Remember, the entire three steps will take you only two hours. If you start working at 6:30 (and you should!), you'll have done more by 8:30 than your friends, colleagues, and competitors do all day!
Try it tomorrow and tell me if it doesn't work wonders for you!
A Clever Way to Keep Track ...
This system can be complemented by a file-indexing system that a famously organized newspaper publisher showed me several years ago. It requires two accordion folders - one with a pocket for each month and another with pockets for 31 days.
As you go through your e-mail or read correspondence and memos, put aside anything you want to follow up on. Place it in the first accordion folder - in the pocket of the month in which you intend to address it. When that month arrives, there will probably be 30 or 40 sheets of paper stuffed inside. You sort through them and place them in some kind of manageable order in the second accordion file - in each of the days of the month. Then, as each day arrives, you simply extract from that day's pocket the material you've filed there. This is a very easy way to keep track of all your vital data and correspondence without resorting to large, messy stacks of paper.
Success Is What Happens When You Do a Little Bit Extra Each Day
I suppose it's possible for success to come in a single windfall, but most often it arrives bit by bit. My three-step morning routine is a way for you to make yourself super-healthy and give yourself a significant advantage over the people you compete with.
It actually gives you four advantages. You are smarter, fresher, and more enthusiastic - which makes you feel better and enjoy your work.
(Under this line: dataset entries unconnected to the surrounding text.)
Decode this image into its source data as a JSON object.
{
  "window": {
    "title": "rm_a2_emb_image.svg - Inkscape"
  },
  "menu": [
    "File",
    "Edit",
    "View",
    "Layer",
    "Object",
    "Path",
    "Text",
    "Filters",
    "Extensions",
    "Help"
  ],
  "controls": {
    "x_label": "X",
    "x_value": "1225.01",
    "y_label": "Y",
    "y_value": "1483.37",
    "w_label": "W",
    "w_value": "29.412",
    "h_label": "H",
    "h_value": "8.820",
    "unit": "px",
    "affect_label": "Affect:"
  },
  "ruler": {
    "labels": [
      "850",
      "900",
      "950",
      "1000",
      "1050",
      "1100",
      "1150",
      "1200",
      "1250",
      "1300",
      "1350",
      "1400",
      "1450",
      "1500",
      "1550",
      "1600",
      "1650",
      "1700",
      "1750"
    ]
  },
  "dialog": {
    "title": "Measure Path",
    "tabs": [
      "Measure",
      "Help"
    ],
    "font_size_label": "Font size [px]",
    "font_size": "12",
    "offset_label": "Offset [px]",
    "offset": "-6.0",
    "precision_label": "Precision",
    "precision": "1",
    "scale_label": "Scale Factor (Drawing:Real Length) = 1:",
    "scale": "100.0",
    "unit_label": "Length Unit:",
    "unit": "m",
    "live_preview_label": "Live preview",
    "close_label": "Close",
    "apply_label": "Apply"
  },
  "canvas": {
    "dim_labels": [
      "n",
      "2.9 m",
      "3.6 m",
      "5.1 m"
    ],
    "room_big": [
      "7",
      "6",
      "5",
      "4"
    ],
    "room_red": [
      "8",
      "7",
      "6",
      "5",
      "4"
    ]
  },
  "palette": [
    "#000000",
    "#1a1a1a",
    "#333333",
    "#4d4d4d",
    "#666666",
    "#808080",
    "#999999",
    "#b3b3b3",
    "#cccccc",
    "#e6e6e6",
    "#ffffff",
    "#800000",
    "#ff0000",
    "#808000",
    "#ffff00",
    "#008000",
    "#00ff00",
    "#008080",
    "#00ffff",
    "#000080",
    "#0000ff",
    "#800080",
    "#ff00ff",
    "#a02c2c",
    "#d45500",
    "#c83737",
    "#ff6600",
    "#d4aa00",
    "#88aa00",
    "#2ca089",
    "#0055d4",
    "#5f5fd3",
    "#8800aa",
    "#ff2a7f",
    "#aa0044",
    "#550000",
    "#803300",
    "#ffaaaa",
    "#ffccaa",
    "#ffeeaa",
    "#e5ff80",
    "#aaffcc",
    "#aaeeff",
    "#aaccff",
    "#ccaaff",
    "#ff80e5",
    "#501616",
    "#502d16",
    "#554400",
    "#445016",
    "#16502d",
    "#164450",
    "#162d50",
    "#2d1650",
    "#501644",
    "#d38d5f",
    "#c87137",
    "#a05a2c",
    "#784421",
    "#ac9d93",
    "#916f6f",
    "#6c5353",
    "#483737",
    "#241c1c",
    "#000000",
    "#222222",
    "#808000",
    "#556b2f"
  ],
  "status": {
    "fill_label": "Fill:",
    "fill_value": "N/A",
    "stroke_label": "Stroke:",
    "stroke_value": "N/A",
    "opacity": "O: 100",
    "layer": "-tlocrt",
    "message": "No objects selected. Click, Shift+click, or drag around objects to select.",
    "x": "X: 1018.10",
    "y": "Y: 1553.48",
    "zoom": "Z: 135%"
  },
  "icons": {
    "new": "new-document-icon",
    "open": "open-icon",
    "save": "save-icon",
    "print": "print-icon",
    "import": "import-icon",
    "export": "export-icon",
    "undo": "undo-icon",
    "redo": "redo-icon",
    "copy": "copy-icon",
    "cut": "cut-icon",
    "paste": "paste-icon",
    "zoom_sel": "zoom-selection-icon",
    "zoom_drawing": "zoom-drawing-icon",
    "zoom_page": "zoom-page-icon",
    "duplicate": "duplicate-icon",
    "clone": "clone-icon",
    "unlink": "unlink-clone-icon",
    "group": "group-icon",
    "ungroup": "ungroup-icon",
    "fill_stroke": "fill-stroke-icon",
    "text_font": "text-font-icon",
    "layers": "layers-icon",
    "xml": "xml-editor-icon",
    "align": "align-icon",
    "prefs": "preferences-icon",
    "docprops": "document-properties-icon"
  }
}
You get a whole lot more accomplished than you would otherwise. You drastically reduce or (some days) eliminate emergencies that interrupt you and drain your energy. And, most important, you spend a much greater percentage of your time doing things that move you along toward the goals you desire.
Today's Action Plan
There is something about getting to work earlier that seems wiser, nobler, smarter, or just plain more industrious than working late. Getting to work earlier says something about being energetic, organized, and in control. Staying late leaves the opposite impression: that you are diligent but disorganized, earnest but erratic, hardworking but a drudge.
In How to Become CEO , Jeffrey J. Fox puts it this way:
"If you are going to be first in your corporation, start practicing by being first on the job. People who arrive at work late don't like their jobs - at least that's what senior management thinks. ... And don't stay at the office until 10 o'clock every night. You are sending a signal that you can't keep up or your personal life is poor."
So here's your Action Plan for today. I want you to figure out what time, on the average, you have been getting to work each day. And I want you to promise yourself that you'll get there at least 30 minutes earlier from now on. An hour earlier is better
Don't fool yourself. If you've been trying to get to work by 8:00 but get there at that time only two days a week, admit that your starting time is 8:15 or 8:30. Then fix your new objective.
Thirty minutes a day multiplied by 50 weeks is 125 hours of extra work. That gives you more than a two-week advantage over those you are competing against. You can accomplish a lot in two weeks, so don't underestimate what this will do for you.
It's not just about doing extra stuff. It's about getting a jump on things. Getting in early makes you better prepared, more thoughtful, better organized, and more effective in every area of your life.
Early to bed, early to rise. It will make you healthier this year ... and wealthier and wiser too.